***
На плацу всё выкрикивали фамилии, наконец я услышала свою. Вот задумалась, могла ведь не услышать.
— Называйте свою фамилию, имя, отчество, год рождения, статью, срок, начало, конец!
«Понятно! Гав! Гав!»
Я смотрела на собаку, которая сидела практически у моих ног. Собака кивнула, мол, смелее, не бойся, а потом опять принялась морщить брови и вздыхать. Я в это время быстро перечисляла все, что меня просили назвать. Уф, отчиталась. Напряжение внутри спало, я расслабилась, и на ресницах задрожала слеза. Сейчас по щеке побежит ручеек. Нет, только не это! Собака смотрела мне прямо в глаза. Она быстро шлепнула языком, и я будто почувствовала на своей щеке шершавый, влажный, теплый собачий язык. Прикоснулась к щеке ладонью, — слезы не было. Осталось ощущение нежного, доброго поцелуя.
Перекличка продолжалась. «Дубачка» (охранница) с ярко накрашенными губами продолжала выкрикивать те же слова, но никаких дополнительных вопросов к женщинам не было. Про меня только сказали:
— Это та самая, которая врач.
— Да, я врач, — подтвердила я.
После построения всех отвели в карантин, помыли в бане, выдали одежду: цветастое ситцевое платье огромного размера и белую косынку. «Матрешка», — сказала Татьяна, разглядывая себя в зеркале.
Пришла начальница карантина, тоже осужденная:
— Собираемся в ПВЭРе.
Помещение временной энергетической разгрузки. Или загрузки. Или перегрузки. Для меня это точно была уже перегрузка. Сняли последние личные вещи, отобрали все, что было дорого, даже то, что разрешали в тюрьме. В этих огромных платьях не по размеру и белых косынках все стали на одно лицо. Так можно окончательно потеряться, забыть, что ты личность.
Я вспомнила свою бабушку, которая говорила мне, что у меня удивительные предки — дворяне, академики, священники, учителя — и чтобы я никогда не забывала об этом. Именно сейчас я вспомнила ее слова. Еще она говорила, что я взяла от обоих родителей самое хорошее: от мамы — трудолюбие, а от папы — яркую внешность и прекрасное воспитание. От деда и двух прадедов-священников перешла ко мне вера. Я чувствовала, что они молились не только за себя, но и за меня. Верила и надеялась.
***
— Солнце ладошкой не закроешь, — сказала мне Татьяна. Она поняла, что меня окончательно расплющило, придавило, допекло. — Баба ты не простая, сразу видно… Тебя хоть в фуфайку одень, все равно стать видна.
И начался бесконечный разговор на тему «красота — страшная сила» и «красоту ничем не испортишь». «Хвалу и клевету приемли равнодушно». Я была воспитана на этой фразе, но Татьяна мне чем-то понравилась, мы разговорились.

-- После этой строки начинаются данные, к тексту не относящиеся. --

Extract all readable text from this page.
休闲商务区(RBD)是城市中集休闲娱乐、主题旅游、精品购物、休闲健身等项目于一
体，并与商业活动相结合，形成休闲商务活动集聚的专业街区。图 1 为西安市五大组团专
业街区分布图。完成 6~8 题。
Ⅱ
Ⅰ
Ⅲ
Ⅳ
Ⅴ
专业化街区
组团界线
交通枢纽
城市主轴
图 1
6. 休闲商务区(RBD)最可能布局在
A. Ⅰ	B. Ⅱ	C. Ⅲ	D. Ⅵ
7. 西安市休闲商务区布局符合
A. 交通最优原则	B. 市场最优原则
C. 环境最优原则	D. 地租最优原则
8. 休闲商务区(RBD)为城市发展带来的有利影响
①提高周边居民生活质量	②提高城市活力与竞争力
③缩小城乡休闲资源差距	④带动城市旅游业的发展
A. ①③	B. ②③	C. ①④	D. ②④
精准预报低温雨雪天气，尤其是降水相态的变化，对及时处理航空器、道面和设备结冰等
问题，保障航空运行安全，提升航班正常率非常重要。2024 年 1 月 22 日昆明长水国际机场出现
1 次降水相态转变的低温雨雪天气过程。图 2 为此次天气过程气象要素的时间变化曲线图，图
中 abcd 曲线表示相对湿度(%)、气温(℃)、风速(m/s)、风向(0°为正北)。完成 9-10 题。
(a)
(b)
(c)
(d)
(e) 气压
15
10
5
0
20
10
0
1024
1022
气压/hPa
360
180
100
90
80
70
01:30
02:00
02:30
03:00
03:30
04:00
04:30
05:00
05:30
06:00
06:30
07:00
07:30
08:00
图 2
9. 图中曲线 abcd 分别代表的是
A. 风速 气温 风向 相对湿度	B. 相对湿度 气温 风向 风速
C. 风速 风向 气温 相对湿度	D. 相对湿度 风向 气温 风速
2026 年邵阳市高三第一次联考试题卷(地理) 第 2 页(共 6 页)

Тут на пороге показался начальник учреждения, полковник. Все отчитались перед ним по той же схеме, что и на плацу, никто из женщин интереса у него не вызвал. Когда очередь дошла до меня, полковник строго заметил:
— А у вас будут большие проблемы, так как по поводу вас есть интересная оперативная информация.
— Какая? — оторопела я.
— Вы выдаете себя за другого человека. Вы действительно врач?
— Да.
— Ну, это мы еще проверим. Вы легко меняете внешность, документы, фамилии, можете подделывать подписи, печати, документы.
— Это не я подделываю, а под меня подделали.
— Выходит, вы жертва? Что же вы здесь делаете? Кстати, вы ругались матом в автозаке?
— Нет, — сказала я, и это была правда.
— Это я ругалась и болтала, — вступилась за меня Татьяна.
Начальник объявил, что собрание закончено. Все стали расходиться.
— А вы, доктор, останьтесь, да и вы тоже, — указал полковник на Татьяну. — Ишь, заступница нашлась.
Он вызвал конвой, и нас увели в штрафной изолятор, ШИЗО. Глотнув свежего воздуха, увидев солнце, — опять очутиться в камере. Хорошо, что мы с Татьяной были вдвоем. Теперь я поняла, что мне понравилось в Татьяне: она сразу повела себя как настоящий друг.
Кругом было удивительно чисто, как в операционной. Форточки открыты, свежо. Две лавки, стол, две кровати, пристегнутые к стене. Туалет чистый, отгорожен невысокой, облицованной плиткой стеной. Вошла «дубачка», высокая красивая женщина.